Soma’ya bağlı Yırca Köyü’nün zeytinliklerine ait tapuları el değiştirdi. Acil kamulaştırma ile köylünün geçim kaynağı olan zeytinlikler ellerinden alındı. Termik santral kurmak üzere Kolin A.Ş. diye bir firmaya verildi. Şirket, zeytinliklerin etrafını tel örgüyle çevirdi. Köylüleri zeytinliklerine sokmuyor!
Kurulacak santralin alanı 490 dönüm. Bu da yaklaşık 9000 zeytin ağacının kesilmesi demek. Termik santralin yapılacağı Yırca Köyü 400 nüfuslu. Geçimini zeytincilikten sağlıyor.

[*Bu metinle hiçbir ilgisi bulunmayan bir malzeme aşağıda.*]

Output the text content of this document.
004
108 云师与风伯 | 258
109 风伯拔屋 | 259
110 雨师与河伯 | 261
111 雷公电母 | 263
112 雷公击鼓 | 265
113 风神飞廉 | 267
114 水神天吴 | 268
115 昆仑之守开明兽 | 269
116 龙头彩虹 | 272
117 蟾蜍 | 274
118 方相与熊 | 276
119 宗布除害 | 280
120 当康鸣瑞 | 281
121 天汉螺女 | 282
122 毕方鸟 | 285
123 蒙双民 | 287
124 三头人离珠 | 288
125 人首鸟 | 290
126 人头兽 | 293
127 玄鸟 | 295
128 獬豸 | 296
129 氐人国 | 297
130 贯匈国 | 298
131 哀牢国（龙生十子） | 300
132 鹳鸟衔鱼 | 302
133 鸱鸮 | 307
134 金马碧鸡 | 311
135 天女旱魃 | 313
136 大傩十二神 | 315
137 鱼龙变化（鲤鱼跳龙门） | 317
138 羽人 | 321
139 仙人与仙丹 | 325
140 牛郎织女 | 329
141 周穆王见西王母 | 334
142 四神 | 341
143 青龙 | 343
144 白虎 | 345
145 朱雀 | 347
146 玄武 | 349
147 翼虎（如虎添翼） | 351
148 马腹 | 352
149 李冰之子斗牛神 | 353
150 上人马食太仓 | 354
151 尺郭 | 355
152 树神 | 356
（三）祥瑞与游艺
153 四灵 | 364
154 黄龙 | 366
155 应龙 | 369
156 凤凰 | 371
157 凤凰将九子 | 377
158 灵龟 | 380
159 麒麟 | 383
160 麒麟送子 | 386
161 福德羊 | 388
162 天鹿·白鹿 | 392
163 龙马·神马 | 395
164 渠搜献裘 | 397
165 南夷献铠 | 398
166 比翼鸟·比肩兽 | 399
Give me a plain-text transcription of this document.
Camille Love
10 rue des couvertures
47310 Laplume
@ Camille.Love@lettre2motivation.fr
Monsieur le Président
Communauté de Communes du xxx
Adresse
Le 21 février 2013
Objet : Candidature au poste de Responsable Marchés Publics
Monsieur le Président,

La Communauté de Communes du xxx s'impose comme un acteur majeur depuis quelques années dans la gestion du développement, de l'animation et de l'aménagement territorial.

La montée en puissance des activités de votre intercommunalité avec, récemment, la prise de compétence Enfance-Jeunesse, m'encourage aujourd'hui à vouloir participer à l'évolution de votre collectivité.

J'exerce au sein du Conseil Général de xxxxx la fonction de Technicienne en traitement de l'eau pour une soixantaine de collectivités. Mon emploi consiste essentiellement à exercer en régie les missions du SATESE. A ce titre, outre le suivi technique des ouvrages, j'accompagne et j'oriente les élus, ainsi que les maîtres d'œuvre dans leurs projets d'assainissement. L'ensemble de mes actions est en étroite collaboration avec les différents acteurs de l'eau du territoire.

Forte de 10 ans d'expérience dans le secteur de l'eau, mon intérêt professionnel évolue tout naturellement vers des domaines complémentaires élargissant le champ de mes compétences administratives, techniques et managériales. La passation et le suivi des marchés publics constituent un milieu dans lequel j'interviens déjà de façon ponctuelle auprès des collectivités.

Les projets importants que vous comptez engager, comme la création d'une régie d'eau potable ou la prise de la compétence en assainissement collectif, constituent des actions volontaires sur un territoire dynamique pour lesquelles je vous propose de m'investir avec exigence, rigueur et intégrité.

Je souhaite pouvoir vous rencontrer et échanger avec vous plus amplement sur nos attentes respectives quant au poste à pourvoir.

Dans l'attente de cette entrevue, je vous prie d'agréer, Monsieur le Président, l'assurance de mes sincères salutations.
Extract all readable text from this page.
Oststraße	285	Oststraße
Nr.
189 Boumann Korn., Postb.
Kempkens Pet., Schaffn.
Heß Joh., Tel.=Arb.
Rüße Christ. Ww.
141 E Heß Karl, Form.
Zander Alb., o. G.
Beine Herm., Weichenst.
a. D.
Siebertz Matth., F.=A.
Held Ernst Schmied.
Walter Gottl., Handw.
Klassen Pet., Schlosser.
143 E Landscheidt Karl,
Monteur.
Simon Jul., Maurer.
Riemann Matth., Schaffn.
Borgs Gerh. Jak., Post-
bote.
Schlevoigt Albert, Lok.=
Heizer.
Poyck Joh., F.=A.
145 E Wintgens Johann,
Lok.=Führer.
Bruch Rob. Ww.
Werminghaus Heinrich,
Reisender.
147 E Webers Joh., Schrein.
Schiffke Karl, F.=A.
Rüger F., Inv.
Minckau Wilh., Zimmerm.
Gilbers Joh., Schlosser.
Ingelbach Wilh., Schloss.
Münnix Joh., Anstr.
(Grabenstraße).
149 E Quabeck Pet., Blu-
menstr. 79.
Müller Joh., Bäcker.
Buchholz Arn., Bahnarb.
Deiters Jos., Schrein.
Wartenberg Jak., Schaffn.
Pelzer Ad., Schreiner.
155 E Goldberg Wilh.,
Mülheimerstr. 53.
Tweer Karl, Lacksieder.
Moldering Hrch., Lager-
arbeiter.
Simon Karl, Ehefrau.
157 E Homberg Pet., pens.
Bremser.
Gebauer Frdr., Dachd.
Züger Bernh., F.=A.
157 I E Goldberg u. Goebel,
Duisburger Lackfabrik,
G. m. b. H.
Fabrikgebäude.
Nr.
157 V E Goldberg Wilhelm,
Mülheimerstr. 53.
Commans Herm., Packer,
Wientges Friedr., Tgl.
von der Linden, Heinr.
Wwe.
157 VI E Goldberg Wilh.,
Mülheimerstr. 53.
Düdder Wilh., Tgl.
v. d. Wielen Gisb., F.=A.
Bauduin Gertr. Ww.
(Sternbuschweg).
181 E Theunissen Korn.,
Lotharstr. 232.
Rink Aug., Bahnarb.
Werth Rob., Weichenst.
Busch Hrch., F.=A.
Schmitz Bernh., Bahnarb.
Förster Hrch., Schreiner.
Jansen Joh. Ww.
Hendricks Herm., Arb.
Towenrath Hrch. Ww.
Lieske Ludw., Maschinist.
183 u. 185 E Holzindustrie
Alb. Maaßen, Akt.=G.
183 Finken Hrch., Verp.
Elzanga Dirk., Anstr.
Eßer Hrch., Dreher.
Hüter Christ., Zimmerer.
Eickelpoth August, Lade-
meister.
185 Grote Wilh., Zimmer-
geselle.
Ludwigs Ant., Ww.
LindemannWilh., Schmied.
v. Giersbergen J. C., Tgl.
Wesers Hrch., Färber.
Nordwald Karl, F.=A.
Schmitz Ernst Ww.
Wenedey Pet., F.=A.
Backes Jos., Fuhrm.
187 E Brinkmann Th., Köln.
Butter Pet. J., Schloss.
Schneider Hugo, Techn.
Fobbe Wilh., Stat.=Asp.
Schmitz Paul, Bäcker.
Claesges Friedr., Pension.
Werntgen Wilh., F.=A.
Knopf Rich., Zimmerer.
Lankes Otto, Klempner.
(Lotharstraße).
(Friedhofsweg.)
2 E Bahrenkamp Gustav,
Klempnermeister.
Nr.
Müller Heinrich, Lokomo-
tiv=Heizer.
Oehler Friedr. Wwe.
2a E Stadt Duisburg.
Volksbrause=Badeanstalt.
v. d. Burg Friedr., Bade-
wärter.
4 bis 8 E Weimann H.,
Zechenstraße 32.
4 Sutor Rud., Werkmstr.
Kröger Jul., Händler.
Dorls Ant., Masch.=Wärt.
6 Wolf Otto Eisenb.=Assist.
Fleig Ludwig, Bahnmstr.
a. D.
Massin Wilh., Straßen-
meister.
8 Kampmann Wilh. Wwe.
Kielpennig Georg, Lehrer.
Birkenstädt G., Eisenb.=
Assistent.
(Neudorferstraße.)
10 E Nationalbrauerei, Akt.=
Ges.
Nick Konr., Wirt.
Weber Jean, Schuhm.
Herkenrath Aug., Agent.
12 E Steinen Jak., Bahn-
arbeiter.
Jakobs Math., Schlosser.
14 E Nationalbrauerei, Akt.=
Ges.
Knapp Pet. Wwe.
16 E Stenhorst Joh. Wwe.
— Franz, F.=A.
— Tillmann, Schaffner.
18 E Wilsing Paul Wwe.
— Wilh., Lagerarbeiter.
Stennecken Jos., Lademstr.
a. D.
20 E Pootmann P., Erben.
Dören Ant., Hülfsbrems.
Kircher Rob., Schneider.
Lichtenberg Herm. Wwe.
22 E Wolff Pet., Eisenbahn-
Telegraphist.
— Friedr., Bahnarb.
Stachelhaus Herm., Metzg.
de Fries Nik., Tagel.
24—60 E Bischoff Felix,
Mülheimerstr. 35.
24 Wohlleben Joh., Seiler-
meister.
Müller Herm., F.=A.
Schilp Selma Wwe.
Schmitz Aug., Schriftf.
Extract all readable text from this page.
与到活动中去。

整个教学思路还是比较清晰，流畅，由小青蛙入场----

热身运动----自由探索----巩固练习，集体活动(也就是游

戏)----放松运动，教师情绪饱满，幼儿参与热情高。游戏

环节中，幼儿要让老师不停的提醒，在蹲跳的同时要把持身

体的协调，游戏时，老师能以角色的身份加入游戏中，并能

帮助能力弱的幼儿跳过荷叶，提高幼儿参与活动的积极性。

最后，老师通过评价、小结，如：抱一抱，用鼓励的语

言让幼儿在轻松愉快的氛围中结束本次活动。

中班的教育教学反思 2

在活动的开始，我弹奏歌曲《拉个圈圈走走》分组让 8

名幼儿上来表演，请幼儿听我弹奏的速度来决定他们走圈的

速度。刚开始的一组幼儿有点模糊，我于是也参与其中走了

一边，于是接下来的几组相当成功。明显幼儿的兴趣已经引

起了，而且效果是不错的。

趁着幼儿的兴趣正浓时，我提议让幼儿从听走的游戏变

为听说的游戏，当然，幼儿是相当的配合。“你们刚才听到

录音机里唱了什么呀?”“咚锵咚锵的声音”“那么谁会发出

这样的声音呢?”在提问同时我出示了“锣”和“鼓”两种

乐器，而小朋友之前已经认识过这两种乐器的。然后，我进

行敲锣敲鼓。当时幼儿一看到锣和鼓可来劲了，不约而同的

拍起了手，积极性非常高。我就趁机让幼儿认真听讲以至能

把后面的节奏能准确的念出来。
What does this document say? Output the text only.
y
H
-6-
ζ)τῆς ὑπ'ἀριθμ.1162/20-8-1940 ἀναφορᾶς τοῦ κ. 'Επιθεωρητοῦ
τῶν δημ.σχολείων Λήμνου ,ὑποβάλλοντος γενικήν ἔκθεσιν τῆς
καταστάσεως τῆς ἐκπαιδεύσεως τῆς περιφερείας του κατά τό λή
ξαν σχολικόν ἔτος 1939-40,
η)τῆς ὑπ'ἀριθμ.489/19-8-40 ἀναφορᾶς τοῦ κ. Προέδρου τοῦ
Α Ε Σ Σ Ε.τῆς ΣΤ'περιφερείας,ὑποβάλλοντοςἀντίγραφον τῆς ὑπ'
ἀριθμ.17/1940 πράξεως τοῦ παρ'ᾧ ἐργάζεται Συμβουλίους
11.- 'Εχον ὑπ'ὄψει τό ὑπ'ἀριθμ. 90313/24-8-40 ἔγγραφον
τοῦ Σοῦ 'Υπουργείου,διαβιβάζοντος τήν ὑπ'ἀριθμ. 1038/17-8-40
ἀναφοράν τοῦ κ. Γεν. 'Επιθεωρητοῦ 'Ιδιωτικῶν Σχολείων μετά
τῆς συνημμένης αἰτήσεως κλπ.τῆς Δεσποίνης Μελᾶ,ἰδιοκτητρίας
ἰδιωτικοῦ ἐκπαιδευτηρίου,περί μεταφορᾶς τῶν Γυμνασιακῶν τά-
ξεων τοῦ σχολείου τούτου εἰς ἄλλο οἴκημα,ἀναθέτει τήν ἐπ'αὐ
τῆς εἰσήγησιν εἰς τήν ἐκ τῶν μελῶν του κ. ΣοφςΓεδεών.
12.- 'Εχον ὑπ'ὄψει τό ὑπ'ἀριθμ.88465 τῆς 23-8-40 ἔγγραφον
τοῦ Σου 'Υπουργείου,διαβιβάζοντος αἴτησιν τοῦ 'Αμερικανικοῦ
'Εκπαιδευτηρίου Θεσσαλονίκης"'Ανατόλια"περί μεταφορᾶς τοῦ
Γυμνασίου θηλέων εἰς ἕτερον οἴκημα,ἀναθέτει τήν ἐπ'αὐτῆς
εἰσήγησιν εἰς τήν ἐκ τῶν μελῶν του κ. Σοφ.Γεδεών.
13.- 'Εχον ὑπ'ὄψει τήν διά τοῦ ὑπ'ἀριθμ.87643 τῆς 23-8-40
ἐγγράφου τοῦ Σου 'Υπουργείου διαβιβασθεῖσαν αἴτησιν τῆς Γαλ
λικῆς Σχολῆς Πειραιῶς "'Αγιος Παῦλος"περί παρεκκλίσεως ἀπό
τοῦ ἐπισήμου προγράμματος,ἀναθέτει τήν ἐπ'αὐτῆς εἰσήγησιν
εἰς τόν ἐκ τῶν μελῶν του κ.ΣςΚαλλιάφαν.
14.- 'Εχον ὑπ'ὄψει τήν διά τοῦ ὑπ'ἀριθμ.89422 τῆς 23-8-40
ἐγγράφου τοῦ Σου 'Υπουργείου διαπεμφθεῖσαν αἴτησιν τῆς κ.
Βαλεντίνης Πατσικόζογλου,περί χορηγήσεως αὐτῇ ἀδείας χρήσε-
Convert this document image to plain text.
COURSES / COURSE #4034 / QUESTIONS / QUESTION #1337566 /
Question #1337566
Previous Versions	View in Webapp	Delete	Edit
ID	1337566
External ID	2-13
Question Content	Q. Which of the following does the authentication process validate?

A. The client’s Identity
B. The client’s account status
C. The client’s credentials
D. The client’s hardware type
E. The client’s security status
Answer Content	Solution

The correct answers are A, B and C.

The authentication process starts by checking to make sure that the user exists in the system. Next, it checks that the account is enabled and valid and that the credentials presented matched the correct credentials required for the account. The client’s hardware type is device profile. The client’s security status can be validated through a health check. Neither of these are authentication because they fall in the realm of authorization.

Bu olup biten karşısında Yırca Köyü’nün köylüleri, şu an sesli direniyor. Ankara’daki “baş”lar duymuyor. İlgili Bakanlar ise, görmüyor(!)
Beşinci kuvvet olarak adlandırılan, yazılı basın ile görsel medyanın ana akımı tıslıyor.
Bir avuç yaşam savunucusu insan, aktivist, hukukçu ve toplumsal mücadele örgütü, Yırca Köyü’ndeki katliamı engellemek için nöbet tutan köylülerin yanı başında; gündüz gece demeden onları destekliyor.
Şirket, Yırca Köyü’nde zeytin ağacı katliamına devam ediyor. İlk hamlede 13, ikinci hamlede 475 ağaç katletti. Yaş kesenler, Ankara’daki başların gömüldüğü derin sessizliğin “desteğinde” ilerliyor. Salı günü 475 ağaca ek olarak, 383 ağaç daha söktü şirket.
Ağaçlar, üzerindeki meyveleriyle birlikte kesiliyor. Hasat zamanı gelmiş bulunan zeytinliklerde çiftçilerin hasatlarını yapmalarına şirket zor kullanarak engel oluyor. Şirkete bağlı 100 kişilik özel güvenlik gücü, hakkını korumaya çalışan köylüleri jop, tekme-tokat ile darp ediyor. Yetmiyor, köylüler ile destekçilerini kelepçeliyor. Kelepçelerin anahtarları kayboldu diyerek çözmüyor. Köylüler kelepçeli bir şekilde hastaneye gitmek zorunda kalıyor. Somaínın Yırca Köyüínde yaşananlar; İsrailíin Filistinli zeytin çiftçilerine reva gördüğü zulümden daha beterÖ
Tarım Gıda ve Hayvancılık Bakanlığı, bölgenin yüzde 70-80’inin zeytinlik alanı olması nedeniyle tarım dışı amaçlı kullanımına izin vermedi. Yapılmak istenen santralin henüz imar planları da onaylanmadı. Soma Belediyesi, imar planında “Orası sanayi ya da termik santral için uygun değil, orası tarım alanı. Bir değişiklik yapmadık” açıklamasına rağmen, Kolin A.Ş ağaç kesimine devam ediyor. Tarım İl müdürlüğü, “zeytin kesme izni tarafımızdan verilmedi, orası birinci sınıf tarım arazisi” diyor ve ekliyor, “ağaç kesilmeyeceğini ama kesilirse cezasının ağaç başına 90 lira” olduğunu söylüyor.
Bu durum bize, 90 lira verenin 80 yaşındaki bir zeytin ağacını kesebileceği bir dünyada olduğumuz gerçeğini, devlet eliyle bildirmiş oluyor(!).
Jandarma, sadece kesilen ağaç sayısı hakkında zabıt tutmakla yetiniyor. Enerji ve maden şirketleri “eşkıyavari” davranışlarını sürdürüyor, kırların hükümdarı olmuşlar; zulüm köylerde kol geziyor. Kolin A.Ş’nin özel güvenlikçileri, şafak operasyonları ile köylü üzerinde terör estiriyor.
Türkiye, halkın, çiftçinin ve emekçinin değil, şirketlerin devletine hızla dönüşüyor/dönüştürülüyor.
Şimdiye kadar katledilen ağaç sayısı 1000’e yaklaştı. Hükümet, zeytinliklerin katline fermanı Kolin’e arkadan ulaştırmak için “Elektrik Piyasası Kanunu ile Zeytinciliğin Islahı ve Yabanilerinin Aşılattırılması Hakkında Kanunda Değişiklik Yapılmasına Dair Kanun Tasarısı”sını Meclis’ten geçirmeye çalışıyor.
Şirketler için hazırlanan bu “yasal kılıf”, hükümet destekli Kolin A.Ş’nin zorbalığından/zulmünden dolayı; çalınan minare, kılıfa sığacak gibi gözükmüyor.